Half-maximal supergravity in three dimensions: supergeometry, differential forms and algebraic structure

TL;DR

This paper explores the geometric and algebraic structures of half-maximal supergravity in three dimensions, focusing on superspace formulation, p-form fields, and their relation to Borcherds superalgebras, revealing new higher-degree forms.

Contribution

It provides a detailed superspace analysis of supergravity, classifies p-form field strengths, and links their algebraic structure to Borcherds superalgebras, extending known form sets.

Findings

Explicit construction of p=2,3,4 forms

Identification of five-forms in supergravity

Non-trivial contributions of six-forms at order α'

Abstract

The half-maximal supergravity theories in three dimensions, which have local $SO(8)\xz SO(n)$ and rigid SO(8,n) symmetries, are discussed in a superspace setting starting from the superconformal theory. The on-shell theory is obtained by imposing further constraints; it is essentially a non-linear sigma model that induces a Poincar\'e supergeometry. The deformations of the geometry due to gauging are briefly discussed. The possible $p$-form field strengths are studied using supersymmetry and SO(8,n) symmetry.
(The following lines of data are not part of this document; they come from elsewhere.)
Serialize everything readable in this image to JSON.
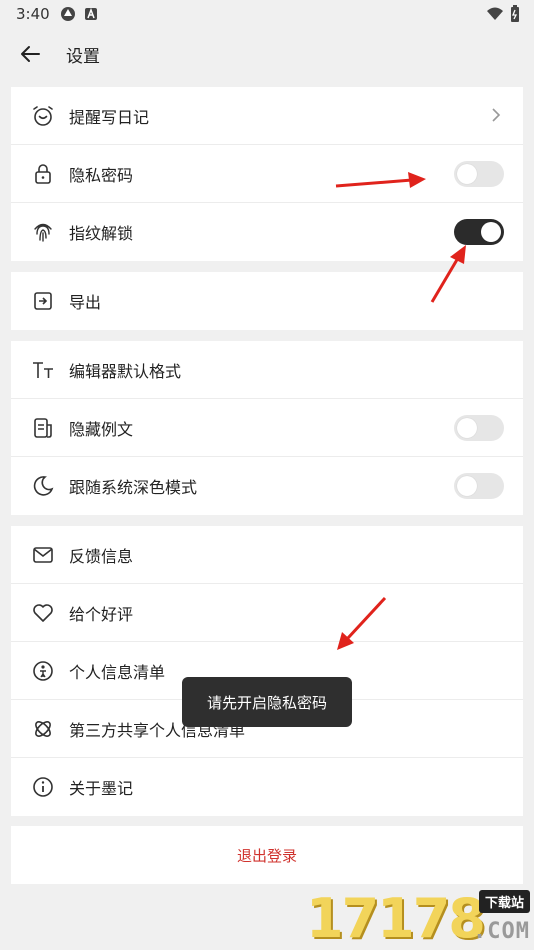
{
  "status_bar": {
    "time": "3:40",
    "battery": "+"
  },
  "header": {
    "title": "设置"
  },
  "group1": {
    "remind": "提醒写日记",
    "privacy_password": "隐私密码",
    "privacy_password_on": false,
    "fingerprint": "指纹解锁",
    "fingerprint_on": true
  },
  "group2": {
    "export": "导出"
  },
  "group3": {
    "editor_format": "编辑器默认格式",
    "hide_examples": "隐藏例文",
    "hide_examples_on": false,
    "dark_mode": "跟随系统深色模式",
    "dark_mode_on": false
  },
  "group4": {
    "feedback": "反馈信息",
    "rate": "给个好评",
    "personal_info": "个人信息清单",
    "third_party": "第三方共享个人信息清单",
    "about": "关于墨记"
  },
  "logout": "退出登录",
  "toast": "请先开启隐私密码",
  "watermark": {
    "digits": "17178",
    "badge": "下载站",
    "com": ".COM"
  },
  "colors": {
    "danger": "#d0332e",
    "toggle_on": "#2b2b2b",
    "annotation_arrow": "#e0231c"
  }
}
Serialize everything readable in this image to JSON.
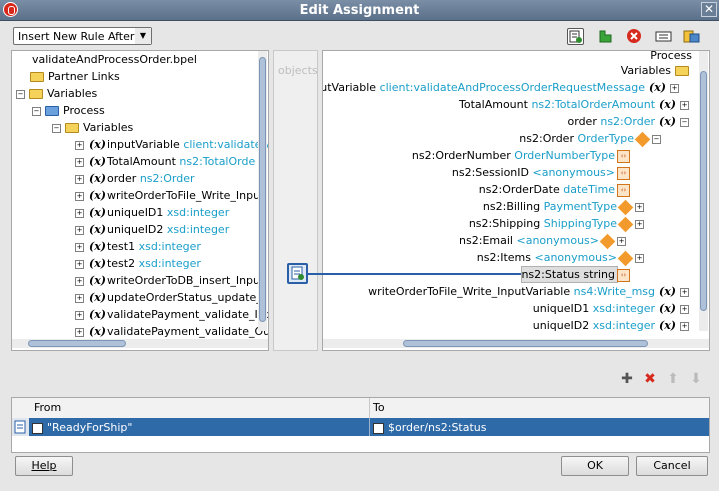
{
  "window": {
    "title": "Edit Assignment"
  },
  "toolbar": {
    "rule_dropdown": "Insert New Rule After",
    "icons": [
      "expression-icon",
      "xml-fragment-icon",
      "delete-icon",
      "literal-icon",
      "bulk-copy-icon"
    ]
  },
  "left_tree": {
    "rows": [
      {
        "name": "validateAndProcessOrder.bpel",
        "type": ""
      },
      {
        "name": "Partner Links",
        "type": ""
      },
      {
        "name": "Variables",
        "type": ""
      },
      {
        "name": "Process",
        "type": ""
      },
      {
        "name": "Variables",
        "type": ""
      },
      {
        "name": "inputVariable",
        "type": "client:validateA"
      },
      {
        "name": "TotalAmount",
        "type": "ns2:TotalOrde"
      },
      {
        "name": "order",
        "type": "ns2:Order"
      },
      {
        "name": "writeOrderToFile_Write_Inpu",
        "type": ""
      },
      {
        "name": "uniqueID1",
        "type": "xsd:integer"
      },
      {
        "name": "uniqueID2",
        "type": "xsd:integer"
      },
      {
        "name": "test1",
        "type": "xsd:integer"
      },
      {
        "name": "test2",
        "type": "xsd:integer"
      },
      {
        "name": "writeOrderToDB_insert_Inpu",
        "type": ""
      },
      {
        "name": "updateOrderStatus_update_",
        "type": ""
      },
      {
        "name": "validatePayment_validate_Inp",
        "type": ""
      },
      {
        "name": "validatePayment_validate_Ou",
        "type": ""
      }
    ]
  },
  "middle": {
    "label": "objects"
  },
  "right_tree": {
    "rows": [
      {
        "name": "Process",
        "type": ""
      },
      {
        "name": "Variables",
        "type": ""
      },
      {
        "name": "nputVariable",
        "type": "client:validateAndProcessOrderRequestMessage"
      },
      {
        "name": "TotalAmount",
        "type": "ns2:TotalOrderAmount"
      },
      {
        "name": "order",
        "type": "ns2:Order"
      },
      {
        "name": "ns2:Order",
        "type": "OrderType"
      },
      {
        "name": "ns2:OrderNumber",
        "type": "OrderNumberType"
      },
      {
        "name": "ns2:SessionID",
        "type": "<anonymous>"
      },
      {
        "name": "ns2:OrderDate",
        "type": "dateTime"
      },
      {
        "name": "ns2:Billing",
        "type": "PaymentType"
      },
      {
        "name": "ns2:Shipping",
        "type": "ShippingType"
      },
      {
        "name": "ns2:Email",
        "type": "<anonymous>"
      },
      {
        "name": "ns2:Items",
        "type": "<anonymous>"
      },
      {
        "name": "ns2:Status",
        "type": "string"
      },
      {
        "name": "writeOrderToFile_Write_InputVariable",
        "type": "ns4:Write_msg"
      },
      {
        "name": "uniqueID1",
        "type": "xsd:integer"
      },
      {
        "name": "uniqueID2",
        "type": "xsd:integer"
      }
    ]
  },
  "rules_table": {
    "headers": [
      "From",
      "To"
    ],
    "rows": [
      {
        "from": "\"ReadyForShip\"",
        "to": "$order/ns2:Status"
      }
    ]
  },
  "buttons": {
    "help": "Help",
    "ok": "OK",
    "cancel": "Cancel"
  }
}
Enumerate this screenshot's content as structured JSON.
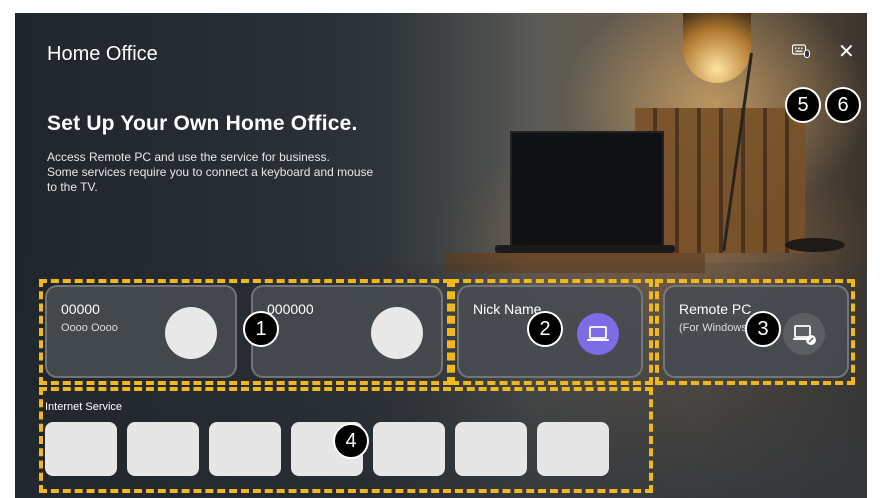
{
  "app": {
    "title": "Home Office"
  },
  "hero": {
    "headline": "Set Up Your Own Home Office.",
    "description_lines": [
      "Access Remote PC and use the service for business.",
      "Some services require you to connect a keyboard and mouse",
      "to the TV."
    ]
  },
  "toolbar": {
    "keyboard_icon": "keyboard-mouse-icon",
    "close_icon": "close-icon"
  },
  "devices": [
    {
      "name": "00000",
      "subtitle": "Oooo Oooo"
    },
    {
      "name": "000000",
      "subtitle": ""
    },
    {
      "name": "Nick Name",
      "icon": "laptop-icon"
    },
    {
      "name": "Remote PC",
      "subtitle": "(For Windows)",
      "icon": "remote-pc-icon"
    }
  ],
  "internet_service": {
    "label": "Internet Service",
    "tile_count": 7
  },
  "callouts": [
    "1",
    "2",
    "3",
    "4",
    "5",
    "6"
  ],
  "colors": {
    "highlight": "#f0b81a",
    "accent": "#7e6be6"
  }
}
The set of such forms obeying consistent Bianchi identities constitutes a Lie super co-algebra while the demand that these identities admit solutions places a further constraint on the possible representations of SO(8,n) that the forms transform under which can be easily understood using superspace cohomology. The dual Lie superalgebra can then be identified as the positive sector of a Borcherds superalgebra that extends the Lie algebra of the duality group. In addition to the known $p=2,3,4$ forms, which we construct explicitly, there are five-forms that can be non-zero in supergravity, while all forms with $p>5$ vanish. It is shown that some six-forms can have non-trivial contributions at order $\a'$.